Quando Grotius foi nomeado pensionista (oficial legal e representante político) de Roterdã em 1613, ele entrou nas fileiras superiores da política holandesa. Ele representou Roterdã nos Estados da Holanda e apoiou a posição fortemente demonstrada (calvinista moderado) de Oldenbarnevelt contra a crescente hostilidade do príncipe Maurice de Nassau, o porta-estandarte e capitão geral. Nesse mesmo ano Grotius publicou um tratado defendendo o direito da Holanda de intervir nos assuntos da igreja, e vários tratados teológicos de sua caneta apareceram de 1613 a 1618 defendendo a posição de Remonstrante. Ele se tornou a mão direita de Oldenbarnevelt e foi preso com ele em 29 de agosto de 1618, quando Maurice decidiu cortar as medidas tomadas pelos Estados da Holanda contra sua autoridade militar. Ele foi condenado a prisão perpétua em 18 de maio de 1619; Oldenbarnevelt recebeu a pena de morte. Após quase 2 anos de prisão no Castelo de Loevestein, Grotius escapou em uma arca de livros trazida por sua esposa e criada e foi para a França.
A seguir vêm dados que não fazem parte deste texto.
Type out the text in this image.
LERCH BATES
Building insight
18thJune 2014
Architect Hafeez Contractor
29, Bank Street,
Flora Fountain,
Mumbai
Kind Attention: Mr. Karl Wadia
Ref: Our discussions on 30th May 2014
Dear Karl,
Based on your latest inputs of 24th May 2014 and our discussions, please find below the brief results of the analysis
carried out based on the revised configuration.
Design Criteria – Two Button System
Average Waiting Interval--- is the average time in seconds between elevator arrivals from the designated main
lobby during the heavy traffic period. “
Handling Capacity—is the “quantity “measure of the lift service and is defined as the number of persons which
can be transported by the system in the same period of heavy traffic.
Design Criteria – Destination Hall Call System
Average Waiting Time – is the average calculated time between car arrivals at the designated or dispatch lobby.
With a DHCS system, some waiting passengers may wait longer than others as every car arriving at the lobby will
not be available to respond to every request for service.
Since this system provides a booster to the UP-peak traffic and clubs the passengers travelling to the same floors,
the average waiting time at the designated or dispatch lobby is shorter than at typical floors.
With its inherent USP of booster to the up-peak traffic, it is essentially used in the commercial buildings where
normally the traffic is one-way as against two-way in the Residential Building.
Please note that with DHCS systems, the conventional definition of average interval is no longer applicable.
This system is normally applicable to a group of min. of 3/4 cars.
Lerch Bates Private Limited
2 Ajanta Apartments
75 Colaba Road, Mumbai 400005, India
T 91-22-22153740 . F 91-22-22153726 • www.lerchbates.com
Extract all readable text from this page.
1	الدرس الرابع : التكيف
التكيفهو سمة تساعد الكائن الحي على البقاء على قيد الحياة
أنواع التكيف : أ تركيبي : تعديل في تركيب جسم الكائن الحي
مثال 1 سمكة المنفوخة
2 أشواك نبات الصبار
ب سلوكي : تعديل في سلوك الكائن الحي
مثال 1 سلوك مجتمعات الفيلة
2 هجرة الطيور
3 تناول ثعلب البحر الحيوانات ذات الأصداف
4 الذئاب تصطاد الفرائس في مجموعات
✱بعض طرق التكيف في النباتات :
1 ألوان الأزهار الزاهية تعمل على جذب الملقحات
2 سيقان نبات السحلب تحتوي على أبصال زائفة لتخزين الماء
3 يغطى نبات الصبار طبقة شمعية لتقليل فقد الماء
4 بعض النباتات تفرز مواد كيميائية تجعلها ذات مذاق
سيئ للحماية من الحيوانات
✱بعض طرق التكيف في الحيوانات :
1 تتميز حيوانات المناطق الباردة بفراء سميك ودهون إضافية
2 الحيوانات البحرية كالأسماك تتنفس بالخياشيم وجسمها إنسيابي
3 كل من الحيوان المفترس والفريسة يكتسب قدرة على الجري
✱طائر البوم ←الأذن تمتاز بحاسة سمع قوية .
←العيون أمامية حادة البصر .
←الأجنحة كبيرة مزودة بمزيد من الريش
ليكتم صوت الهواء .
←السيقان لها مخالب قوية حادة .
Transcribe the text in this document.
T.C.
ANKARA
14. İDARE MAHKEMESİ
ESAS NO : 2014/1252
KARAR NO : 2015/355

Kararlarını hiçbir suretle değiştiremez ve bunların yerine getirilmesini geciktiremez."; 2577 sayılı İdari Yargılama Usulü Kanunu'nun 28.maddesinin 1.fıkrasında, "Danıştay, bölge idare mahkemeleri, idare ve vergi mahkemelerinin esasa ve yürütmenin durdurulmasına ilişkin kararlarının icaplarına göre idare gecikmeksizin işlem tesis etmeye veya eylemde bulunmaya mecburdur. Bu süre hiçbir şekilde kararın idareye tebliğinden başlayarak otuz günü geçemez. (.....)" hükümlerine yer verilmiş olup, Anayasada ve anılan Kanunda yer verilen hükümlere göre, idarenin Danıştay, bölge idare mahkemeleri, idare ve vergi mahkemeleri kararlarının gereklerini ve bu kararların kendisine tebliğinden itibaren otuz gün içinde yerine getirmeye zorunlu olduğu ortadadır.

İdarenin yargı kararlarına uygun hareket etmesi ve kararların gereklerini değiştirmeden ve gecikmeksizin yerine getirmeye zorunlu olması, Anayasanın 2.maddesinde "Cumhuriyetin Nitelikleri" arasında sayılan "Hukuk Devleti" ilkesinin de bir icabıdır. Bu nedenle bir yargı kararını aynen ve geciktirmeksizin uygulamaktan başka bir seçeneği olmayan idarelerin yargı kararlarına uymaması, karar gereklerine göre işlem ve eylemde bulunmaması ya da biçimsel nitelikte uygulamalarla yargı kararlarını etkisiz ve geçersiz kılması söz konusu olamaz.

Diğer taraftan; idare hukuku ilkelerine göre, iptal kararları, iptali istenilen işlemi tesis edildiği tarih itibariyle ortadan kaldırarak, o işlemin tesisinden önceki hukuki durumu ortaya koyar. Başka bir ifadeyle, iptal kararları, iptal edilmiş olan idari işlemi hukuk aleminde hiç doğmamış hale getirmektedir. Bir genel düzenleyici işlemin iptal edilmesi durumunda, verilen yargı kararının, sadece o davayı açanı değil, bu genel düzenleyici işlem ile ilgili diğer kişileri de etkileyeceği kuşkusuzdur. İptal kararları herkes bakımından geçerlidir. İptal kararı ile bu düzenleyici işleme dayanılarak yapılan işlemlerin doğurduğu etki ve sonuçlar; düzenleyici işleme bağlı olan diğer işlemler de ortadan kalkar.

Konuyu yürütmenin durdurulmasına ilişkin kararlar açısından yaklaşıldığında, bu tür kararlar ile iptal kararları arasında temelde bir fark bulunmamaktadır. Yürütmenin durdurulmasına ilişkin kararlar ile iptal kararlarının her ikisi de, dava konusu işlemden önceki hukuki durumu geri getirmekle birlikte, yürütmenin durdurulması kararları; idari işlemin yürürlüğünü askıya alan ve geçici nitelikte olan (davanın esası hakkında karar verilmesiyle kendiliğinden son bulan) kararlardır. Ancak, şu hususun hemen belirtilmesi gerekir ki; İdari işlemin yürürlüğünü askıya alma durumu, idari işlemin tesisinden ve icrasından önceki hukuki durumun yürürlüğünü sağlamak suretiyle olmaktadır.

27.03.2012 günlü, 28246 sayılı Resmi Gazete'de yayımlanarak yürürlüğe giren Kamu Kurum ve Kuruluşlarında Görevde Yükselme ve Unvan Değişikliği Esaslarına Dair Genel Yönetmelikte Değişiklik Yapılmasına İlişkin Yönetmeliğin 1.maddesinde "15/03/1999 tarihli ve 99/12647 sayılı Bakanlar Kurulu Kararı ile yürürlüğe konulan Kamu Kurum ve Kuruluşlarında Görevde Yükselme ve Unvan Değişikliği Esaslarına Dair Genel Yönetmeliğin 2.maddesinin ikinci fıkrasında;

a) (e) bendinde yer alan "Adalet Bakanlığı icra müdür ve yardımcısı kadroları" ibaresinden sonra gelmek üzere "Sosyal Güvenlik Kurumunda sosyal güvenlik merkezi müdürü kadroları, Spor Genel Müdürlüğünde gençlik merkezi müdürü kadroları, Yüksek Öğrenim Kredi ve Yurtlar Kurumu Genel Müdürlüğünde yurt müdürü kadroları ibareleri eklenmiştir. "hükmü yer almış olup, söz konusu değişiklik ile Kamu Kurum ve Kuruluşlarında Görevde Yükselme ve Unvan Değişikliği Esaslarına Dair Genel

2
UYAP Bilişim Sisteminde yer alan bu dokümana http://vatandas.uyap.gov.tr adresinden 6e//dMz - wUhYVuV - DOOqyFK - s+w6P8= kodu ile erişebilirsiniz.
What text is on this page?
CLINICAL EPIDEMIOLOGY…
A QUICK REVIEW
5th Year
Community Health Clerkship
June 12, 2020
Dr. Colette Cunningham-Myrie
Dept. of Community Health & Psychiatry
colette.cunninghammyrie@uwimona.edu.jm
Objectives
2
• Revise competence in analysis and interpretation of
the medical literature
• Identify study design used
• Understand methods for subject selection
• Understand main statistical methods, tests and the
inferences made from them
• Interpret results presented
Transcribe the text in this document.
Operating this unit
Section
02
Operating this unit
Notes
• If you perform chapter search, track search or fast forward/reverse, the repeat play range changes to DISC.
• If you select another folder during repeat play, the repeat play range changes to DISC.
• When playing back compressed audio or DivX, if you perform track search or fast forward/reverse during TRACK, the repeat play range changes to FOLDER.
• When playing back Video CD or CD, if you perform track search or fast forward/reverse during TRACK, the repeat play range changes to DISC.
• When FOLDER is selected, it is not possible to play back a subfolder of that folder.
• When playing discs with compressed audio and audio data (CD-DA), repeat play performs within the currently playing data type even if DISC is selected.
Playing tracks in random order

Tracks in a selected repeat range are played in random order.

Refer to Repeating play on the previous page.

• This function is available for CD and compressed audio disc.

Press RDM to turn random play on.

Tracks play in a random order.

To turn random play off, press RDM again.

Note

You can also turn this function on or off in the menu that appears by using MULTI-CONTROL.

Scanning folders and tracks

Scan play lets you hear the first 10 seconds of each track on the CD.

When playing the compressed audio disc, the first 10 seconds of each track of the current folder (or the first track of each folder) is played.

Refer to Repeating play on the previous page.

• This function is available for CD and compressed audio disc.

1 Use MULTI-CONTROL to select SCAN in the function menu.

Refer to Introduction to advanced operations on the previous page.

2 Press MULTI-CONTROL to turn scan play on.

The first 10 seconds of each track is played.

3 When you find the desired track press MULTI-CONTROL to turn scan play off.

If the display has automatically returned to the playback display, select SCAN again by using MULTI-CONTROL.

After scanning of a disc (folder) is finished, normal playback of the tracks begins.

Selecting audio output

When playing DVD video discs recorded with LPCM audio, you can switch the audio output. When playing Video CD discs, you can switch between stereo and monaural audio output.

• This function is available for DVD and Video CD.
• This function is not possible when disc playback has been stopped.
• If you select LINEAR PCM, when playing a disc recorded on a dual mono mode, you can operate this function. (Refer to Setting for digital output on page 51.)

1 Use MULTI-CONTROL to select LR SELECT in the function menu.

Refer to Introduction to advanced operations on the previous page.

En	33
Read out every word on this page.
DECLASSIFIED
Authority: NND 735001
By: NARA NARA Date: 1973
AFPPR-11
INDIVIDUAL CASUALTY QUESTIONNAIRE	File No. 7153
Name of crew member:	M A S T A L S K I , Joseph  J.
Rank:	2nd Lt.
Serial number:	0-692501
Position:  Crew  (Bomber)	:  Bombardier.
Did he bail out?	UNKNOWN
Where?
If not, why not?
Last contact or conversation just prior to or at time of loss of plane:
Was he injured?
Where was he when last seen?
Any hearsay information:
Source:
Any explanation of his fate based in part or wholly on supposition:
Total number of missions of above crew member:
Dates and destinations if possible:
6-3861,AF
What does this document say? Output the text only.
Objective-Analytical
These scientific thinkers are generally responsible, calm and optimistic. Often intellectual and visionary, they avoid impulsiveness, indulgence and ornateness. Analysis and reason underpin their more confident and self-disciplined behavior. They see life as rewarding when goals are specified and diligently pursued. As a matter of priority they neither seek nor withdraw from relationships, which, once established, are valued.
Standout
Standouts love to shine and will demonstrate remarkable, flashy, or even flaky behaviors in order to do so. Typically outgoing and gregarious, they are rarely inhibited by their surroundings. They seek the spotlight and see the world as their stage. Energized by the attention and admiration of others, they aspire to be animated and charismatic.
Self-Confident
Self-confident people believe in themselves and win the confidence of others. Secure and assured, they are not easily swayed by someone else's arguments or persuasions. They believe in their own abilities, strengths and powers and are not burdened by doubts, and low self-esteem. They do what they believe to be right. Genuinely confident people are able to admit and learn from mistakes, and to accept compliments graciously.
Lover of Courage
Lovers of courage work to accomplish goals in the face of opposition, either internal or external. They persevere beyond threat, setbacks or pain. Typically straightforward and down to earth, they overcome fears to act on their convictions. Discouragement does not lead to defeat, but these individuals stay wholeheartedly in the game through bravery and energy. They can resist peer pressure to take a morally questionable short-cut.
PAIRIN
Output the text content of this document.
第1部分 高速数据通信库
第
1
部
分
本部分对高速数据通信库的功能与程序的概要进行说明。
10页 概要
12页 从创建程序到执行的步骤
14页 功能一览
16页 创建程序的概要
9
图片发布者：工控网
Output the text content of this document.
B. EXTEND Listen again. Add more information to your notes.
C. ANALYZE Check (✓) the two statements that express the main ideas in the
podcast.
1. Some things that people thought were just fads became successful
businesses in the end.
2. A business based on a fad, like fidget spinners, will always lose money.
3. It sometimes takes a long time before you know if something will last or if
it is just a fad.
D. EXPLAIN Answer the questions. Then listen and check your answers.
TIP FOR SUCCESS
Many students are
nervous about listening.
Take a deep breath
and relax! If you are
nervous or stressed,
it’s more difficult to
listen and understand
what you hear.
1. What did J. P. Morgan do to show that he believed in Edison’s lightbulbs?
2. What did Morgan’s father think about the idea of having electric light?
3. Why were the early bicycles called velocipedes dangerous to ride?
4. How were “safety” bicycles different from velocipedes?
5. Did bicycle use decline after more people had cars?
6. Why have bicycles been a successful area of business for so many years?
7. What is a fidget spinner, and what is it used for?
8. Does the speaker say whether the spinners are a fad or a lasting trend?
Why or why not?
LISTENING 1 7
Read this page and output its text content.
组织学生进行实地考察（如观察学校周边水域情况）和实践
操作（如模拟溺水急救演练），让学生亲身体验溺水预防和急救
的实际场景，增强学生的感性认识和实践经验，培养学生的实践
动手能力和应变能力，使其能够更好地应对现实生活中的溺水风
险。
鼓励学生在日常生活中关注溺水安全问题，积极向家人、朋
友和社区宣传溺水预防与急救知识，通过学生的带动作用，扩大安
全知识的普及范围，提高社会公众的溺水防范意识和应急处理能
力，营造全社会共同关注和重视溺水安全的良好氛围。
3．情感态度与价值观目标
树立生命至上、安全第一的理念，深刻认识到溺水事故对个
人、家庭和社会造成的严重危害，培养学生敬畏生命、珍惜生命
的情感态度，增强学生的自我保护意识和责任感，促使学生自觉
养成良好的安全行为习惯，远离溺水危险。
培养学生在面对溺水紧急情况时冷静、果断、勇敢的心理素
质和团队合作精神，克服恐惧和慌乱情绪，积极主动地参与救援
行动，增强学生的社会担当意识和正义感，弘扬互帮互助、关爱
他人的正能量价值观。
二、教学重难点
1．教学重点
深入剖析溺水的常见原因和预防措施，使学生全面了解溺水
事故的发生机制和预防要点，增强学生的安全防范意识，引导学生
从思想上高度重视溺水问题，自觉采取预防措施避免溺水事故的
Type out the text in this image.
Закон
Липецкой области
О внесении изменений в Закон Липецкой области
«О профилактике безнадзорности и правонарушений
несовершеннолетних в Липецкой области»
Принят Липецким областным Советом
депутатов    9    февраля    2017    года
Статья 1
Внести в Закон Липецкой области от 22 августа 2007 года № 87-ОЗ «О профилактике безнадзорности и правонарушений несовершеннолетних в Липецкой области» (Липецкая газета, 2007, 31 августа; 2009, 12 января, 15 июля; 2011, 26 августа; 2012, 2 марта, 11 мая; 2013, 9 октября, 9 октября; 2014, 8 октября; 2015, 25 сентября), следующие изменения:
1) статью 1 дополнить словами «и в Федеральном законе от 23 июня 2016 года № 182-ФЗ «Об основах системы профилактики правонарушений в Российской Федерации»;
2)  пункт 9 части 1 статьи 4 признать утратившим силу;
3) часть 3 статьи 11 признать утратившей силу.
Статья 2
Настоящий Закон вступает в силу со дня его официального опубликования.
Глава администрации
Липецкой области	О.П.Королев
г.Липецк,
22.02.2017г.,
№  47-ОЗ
Grotius continuou suas publicações acadêmicas em Paris. A mais notável foi sua obra-prima, De iure belli ac pacis (1625; A Lei de Guerra e Paz), na qual ele defendeu um sistema de direito nas relações entre os Estados soberanos, com

ênfase na noção de “guerra justa”. Ele construiu seus argumentos sobre a idéia de “lei natural”, derivada de autores antigos, medievais e recentes (especialmente jesuítas), como um princípio de direito derivado da natureza das coisas e não dos mandamentos de Deus ou de governantes leigos.

Em 1631 Grotius publicou Introdução à Jurisprudência da Holanda, que influenciou profundamente a legislação na Holanda e no exterior e continua a ser considerada como parte da lei constitucional da África do Sul. Suas idéias religiosas evoluíram para um amplo ecumenismo, pelo qual ele favoreceu a reconciliação entre protestantes e católicos. Ele perdeu sua certeza de que a revolta protestante contra Roma tinha sido justificada— sem, no entanto, ganhar confiança na infalibilidade de Roma. Sua De veritate religionis Christianae (1627; A Verdade da Religião Cristã) foi uma tentativa com as armas da erudição legal de provar a unidade da Cristandade; foi amplamente lida em seu próprio tempo e muito tempo depois.

Antes da hostilidade do Cardeal Richelieu, Grotius voltou à Holanda em outubro de 1631 e viveu tranquilamente; mas não pediu perdão e fugiu em abril de 1632 para evitar ser preso. Refugiando-se na Alemanha, ele entrou em contato com as autoridades suecas e retornou a Paris em 1634 como embaixador sueco. Ele provou ser melhor estudioso do que diplomata e foi chamado de volta em 1644. Ao retornar de Estocolmo, Grotius sofreu um naufrágio em Rostock, Alemanha; ele foi resgatado mas morreu dois dias depois, em 28 de agosto de 1645, de exaustão. Quando sua identidade foi descoberta, seu corpo foi levado para casa em Delft para ser enterrado.

Leitura adicional sobre Hugo Grotius

A vida padrão de Grotius é William S. M. Knight, A Vida e Obra de Hugo Grotius (1925). Robert W. Lee, Hugo Grotius (1931), é uma coleção de ensaios.

Fontes Biográficas Adicionais

Vreeland, Hamilton, Hugo Grotius:o pai da ciência moderna do direito internacional, Little, Colo.:F.B. Rothman, 1986, 1917.